“Is that to go priority or certified mail?” the clerk asked, eyeing the carefully wrapped package I clutched to my chest.
I would have been sending my daughter off to nursing school in Australia. Instead, I am sending the DVD of her singing “Over the Rainbow” made 8 ½ months before she died, to my web-master, at Ameriweb Hosting. For weeks I’d put this off, afraid to lose my only copy of Marika’s DVD. Then, sitting over dinner with friends who all had daughters coming and going, achieving and shining, I just wanted to talk about my daughter too.
“Way to kill the party, mom,” a small voice hummed from the back of my head.
Okay. She’s been dead over 3 ½ years so there’s nothing new to share.
“But I’m so proud of you,” I tell her life-sized portrait later. And inside me, she is still alive and singing. From not-so-deep within she tells me, “Go for it, mom,” when I pause to consider a red dress in a mail-order catalog. She says, “Sushi for dinner?” Now she’s saying, “Way to go, mom. You just showed all your readers how insane you are” and “Mom, TMI.” (Too Much Information)
Wait. I do not play the video over and over again.
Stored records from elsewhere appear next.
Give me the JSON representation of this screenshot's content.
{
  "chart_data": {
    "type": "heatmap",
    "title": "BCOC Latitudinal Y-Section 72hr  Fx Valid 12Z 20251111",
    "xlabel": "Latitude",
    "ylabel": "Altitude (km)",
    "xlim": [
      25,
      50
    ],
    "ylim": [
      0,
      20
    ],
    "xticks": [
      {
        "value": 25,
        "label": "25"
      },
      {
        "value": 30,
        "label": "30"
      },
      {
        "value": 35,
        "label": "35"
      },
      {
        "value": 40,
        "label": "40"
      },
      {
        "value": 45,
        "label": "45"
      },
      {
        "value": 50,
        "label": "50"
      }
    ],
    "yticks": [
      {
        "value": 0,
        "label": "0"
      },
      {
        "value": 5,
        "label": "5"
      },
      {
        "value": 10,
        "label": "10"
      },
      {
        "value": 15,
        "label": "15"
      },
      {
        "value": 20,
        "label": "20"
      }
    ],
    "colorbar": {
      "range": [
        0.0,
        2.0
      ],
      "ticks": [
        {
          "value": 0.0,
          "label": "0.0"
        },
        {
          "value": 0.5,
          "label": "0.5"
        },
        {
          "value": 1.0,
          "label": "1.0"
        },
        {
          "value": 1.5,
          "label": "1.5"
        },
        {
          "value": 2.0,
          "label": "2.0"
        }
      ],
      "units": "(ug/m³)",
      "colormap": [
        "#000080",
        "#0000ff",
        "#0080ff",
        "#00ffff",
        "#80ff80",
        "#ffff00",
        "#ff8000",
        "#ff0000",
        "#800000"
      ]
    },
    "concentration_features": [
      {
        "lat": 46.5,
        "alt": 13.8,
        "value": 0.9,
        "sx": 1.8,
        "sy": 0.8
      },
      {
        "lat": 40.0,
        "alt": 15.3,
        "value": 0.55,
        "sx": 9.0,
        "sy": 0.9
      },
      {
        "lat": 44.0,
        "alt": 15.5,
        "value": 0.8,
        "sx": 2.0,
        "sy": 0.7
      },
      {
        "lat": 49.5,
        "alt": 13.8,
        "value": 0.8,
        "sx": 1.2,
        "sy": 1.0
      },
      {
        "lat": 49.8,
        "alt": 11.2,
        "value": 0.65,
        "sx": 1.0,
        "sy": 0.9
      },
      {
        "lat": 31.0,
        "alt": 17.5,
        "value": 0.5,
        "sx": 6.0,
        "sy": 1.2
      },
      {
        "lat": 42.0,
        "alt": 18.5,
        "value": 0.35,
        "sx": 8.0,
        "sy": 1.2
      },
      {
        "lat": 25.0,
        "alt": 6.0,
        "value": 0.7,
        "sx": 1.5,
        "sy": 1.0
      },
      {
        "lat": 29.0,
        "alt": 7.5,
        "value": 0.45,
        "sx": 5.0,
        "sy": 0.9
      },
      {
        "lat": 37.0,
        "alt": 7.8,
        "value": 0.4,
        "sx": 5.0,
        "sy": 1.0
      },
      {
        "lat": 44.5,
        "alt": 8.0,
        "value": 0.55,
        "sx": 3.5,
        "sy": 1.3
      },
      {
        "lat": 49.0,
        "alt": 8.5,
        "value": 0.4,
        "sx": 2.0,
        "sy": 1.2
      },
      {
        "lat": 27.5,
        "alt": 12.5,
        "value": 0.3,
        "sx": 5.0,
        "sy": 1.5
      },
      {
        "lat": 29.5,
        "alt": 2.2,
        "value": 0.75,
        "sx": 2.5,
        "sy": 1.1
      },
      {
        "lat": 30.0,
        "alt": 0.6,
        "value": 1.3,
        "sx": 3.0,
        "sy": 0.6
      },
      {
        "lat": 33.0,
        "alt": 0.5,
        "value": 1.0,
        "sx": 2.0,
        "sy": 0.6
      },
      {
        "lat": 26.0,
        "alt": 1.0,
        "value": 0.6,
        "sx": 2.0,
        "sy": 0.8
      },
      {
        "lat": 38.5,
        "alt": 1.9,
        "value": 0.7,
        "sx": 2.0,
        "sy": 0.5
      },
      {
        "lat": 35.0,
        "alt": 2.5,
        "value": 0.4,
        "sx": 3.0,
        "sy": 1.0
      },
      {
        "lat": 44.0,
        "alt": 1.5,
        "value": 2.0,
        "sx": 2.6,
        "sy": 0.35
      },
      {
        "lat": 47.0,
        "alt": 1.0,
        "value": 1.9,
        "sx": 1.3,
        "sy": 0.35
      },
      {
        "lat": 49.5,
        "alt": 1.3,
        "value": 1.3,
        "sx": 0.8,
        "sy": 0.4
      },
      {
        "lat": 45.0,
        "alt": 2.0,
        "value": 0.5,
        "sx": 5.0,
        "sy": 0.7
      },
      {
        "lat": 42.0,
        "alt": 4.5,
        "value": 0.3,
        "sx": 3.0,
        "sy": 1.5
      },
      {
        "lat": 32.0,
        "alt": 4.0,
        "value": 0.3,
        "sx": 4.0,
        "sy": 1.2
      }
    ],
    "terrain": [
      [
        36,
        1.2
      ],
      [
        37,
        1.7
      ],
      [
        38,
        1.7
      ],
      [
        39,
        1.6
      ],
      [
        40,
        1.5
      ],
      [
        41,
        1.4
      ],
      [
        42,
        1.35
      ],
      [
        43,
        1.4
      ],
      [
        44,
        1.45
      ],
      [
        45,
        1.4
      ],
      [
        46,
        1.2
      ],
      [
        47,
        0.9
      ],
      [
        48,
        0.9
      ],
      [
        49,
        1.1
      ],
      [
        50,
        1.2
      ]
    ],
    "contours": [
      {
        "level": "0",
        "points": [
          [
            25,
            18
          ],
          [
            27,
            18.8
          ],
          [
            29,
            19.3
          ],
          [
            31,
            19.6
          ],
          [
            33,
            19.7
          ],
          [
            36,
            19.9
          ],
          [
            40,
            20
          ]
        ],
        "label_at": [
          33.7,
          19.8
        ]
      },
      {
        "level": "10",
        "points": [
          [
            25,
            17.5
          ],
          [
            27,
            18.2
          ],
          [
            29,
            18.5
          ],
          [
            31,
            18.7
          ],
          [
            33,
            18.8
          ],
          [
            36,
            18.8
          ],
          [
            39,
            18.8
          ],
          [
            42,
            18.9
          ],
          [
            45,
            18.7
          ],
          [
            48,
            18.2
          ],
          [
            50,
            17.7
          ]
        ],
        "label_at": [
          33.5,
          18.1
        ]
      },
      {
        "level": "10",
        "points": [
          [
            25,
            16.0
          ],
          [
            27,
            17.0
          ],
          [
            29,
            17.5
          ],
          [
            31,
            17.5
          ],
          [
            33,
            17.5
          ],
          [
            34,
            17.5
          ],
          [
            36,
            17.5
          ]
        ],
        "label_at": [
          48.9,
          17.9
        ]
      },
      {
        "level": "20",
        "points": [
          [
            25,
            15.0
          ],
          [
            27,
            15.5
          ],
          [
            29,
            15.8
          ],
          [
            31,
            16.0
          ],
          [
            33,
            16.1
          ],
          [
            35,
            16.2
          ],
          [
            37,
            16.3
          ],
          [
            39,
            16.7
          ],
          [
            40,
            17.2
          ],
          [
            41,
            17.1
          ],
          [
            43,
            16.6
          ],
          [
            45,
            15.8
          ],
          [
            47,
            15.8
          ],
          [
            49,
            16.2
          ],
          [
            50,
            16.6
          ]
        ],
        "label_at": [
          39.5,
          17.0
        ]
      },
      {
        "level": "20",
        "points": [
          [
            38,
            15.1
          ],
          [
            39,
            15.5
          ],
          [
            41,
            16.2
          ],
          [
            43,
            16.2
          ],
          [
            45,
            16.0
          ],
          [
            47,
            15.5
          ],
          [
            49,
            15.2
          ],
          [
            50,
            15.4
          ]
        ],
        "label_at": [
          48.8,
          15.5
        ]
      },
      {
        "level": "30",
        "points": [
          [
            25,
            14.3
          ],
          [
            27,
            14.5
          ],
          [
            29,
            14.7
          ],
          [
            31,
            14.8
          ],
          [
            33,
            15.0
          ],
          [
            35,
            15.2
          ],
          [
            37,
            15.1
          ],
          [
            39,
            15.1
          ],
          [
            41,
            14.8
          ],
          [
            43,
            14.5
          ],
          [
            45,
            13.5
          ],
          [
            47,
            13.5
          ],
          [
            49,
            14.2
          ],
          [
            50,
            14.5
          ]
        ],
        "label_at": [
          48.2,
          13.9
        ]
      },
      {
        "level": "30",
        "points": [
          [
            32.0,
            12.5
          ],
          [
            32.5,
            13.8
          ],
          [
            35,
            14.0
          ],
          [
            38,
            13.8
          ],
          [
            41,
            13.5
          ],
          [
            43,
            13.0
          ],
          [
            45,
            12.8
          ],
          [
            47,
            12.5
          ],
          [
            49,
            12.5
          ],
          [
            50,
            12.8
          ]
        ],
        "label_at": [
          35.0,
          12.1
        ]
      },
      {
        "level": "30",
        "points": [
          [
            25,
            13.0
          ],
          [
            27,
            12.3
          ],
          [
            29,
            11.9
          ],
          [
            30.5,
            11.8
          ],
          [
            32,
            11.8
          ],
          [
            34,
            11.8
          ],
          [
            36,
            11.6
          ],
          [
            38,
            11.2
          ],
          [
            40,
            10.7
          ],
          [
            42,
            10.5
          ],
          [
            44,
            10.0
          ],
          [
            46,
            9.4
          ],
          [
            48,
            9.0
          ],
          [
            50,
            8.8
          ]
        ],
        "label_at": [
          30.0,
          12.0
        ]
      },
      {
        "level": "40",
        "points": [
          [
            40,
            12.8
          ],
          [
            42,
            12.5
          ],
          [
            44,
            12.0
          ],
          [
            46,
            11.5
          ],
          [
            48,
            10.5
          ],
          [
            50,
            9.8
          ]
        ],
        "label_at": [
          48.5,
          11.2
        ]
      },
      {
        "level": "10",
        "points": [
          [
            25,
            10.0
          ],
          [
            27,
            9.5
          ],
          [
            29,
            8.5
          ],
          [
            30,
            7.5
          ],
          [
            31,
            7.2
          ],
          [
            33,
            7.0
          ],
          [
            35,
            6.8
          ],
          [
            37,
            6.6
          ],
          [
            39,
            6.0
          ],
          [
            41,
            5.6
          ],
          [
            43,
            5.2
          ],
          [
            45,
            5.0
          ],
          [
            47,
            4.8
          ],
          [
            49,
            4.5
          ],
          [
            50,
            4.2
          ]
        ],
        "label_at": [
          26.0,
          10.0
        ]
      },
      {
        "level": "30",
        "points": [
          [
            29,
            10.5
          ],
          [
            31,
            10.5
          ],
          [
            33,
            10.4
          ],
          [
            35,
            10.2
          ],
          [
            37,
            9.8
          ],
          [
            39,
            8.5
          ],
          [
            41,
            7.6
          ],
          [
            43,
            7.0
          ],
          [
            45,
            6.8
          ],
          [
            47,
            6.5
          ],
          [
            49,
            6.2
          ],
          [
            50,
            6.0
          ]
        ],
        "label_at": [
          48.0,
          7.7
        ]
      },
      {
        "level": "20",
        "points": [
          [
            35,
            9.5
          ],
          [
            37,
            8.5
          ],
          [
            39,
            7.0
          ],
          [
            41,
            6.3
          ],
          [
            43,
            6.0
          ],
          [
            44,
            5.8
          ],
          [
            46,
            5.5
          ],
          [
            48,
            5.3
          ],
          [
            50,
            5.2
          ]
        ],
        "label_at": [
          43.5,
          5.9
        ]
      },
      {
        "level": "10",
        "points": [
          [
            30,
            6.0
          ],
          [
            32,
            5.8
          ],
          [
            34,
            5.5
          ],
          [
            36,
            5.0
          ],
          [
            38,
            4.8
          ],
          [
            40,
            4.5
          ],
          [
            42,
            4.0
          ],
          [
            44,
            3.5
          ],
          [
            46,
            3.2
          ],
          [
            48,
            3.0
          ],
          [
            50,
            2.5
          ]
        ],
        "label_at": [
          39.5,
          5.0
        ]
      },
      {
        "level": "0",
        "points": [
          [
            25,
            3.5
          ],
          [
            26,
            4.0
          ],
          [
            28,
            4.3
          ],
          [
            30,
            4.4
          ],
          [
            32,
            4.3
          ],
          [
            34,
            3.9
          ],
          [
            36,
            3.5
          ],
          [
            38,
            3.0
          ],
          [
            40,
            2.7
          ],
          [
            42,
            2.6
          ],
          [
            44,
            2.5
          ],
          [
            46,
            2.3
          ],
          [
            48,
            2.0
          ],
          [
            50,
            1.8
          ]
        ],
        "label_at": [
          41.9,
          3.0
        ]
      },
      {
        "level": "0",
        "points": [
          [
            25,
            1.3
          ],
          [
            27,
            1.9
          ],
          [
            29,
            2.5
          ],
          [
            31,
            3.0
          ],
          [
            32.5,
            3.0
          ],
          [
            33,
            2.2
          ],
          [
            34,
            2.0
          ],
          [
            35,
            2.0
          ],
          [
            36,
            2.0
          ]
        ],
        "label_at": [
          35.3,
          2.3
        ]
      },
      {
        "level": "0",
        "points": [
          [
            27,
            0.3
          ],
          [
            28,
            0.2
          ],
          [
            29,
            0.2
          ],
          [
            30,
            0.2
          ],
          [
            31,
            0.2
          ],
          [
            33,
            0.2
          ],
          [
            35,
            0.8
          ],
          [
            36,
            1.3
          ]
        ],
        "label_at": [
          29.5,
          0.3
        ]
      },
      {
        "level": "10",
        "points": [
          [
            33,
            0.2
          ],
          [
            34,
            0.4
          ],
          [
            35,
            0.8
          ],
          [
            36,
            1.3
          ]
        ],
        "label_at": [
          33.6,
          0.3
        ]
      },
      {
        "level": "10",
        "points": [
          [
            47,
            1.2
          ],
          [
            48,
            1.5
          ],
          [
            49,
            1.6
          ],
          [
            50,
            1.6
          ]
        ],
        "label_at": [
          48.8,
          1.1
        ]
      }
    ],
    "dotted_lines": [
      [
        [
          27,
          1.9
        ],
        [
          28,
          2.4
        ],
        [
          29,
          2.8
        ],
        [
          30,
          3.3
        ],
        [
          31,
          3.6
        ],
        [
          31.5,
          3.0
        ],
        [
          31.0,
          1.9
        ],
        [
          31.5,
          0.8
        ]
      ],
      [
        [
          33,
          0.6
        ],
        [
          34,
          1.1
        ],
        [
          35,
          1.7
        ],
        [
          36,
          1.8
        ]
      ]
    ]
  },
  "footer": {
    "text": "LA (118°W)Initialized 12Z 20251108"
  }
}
In fact, it took a long time before I could even watch this performance from the EAC Montessori School of Ithaca 30th Anniversary Musical/Reunion though I knew she always loved being seen and heard (please watch it). I am already filled with Marika. Her voice and starry eyes are the film through which I see the world.
Call me the crazy-lady. Maybe I deserve that title because for years, that’s how I labeled too many others. The ones who lost children and seemed to lose their own souls. The ones that looked liked they’d fallen to Earth from the edge of space, broken the sound barrier, their hearts, and every moving part of themselves in the fall. Is that what I look like now?
“Does it get better? Do you ever not think of your child?” I asked for months of everyone I found who’d lost a kid. And it turns out I’m doing nothing that eons of bereaved mothers haven’t done before. Only I’m coming out about it.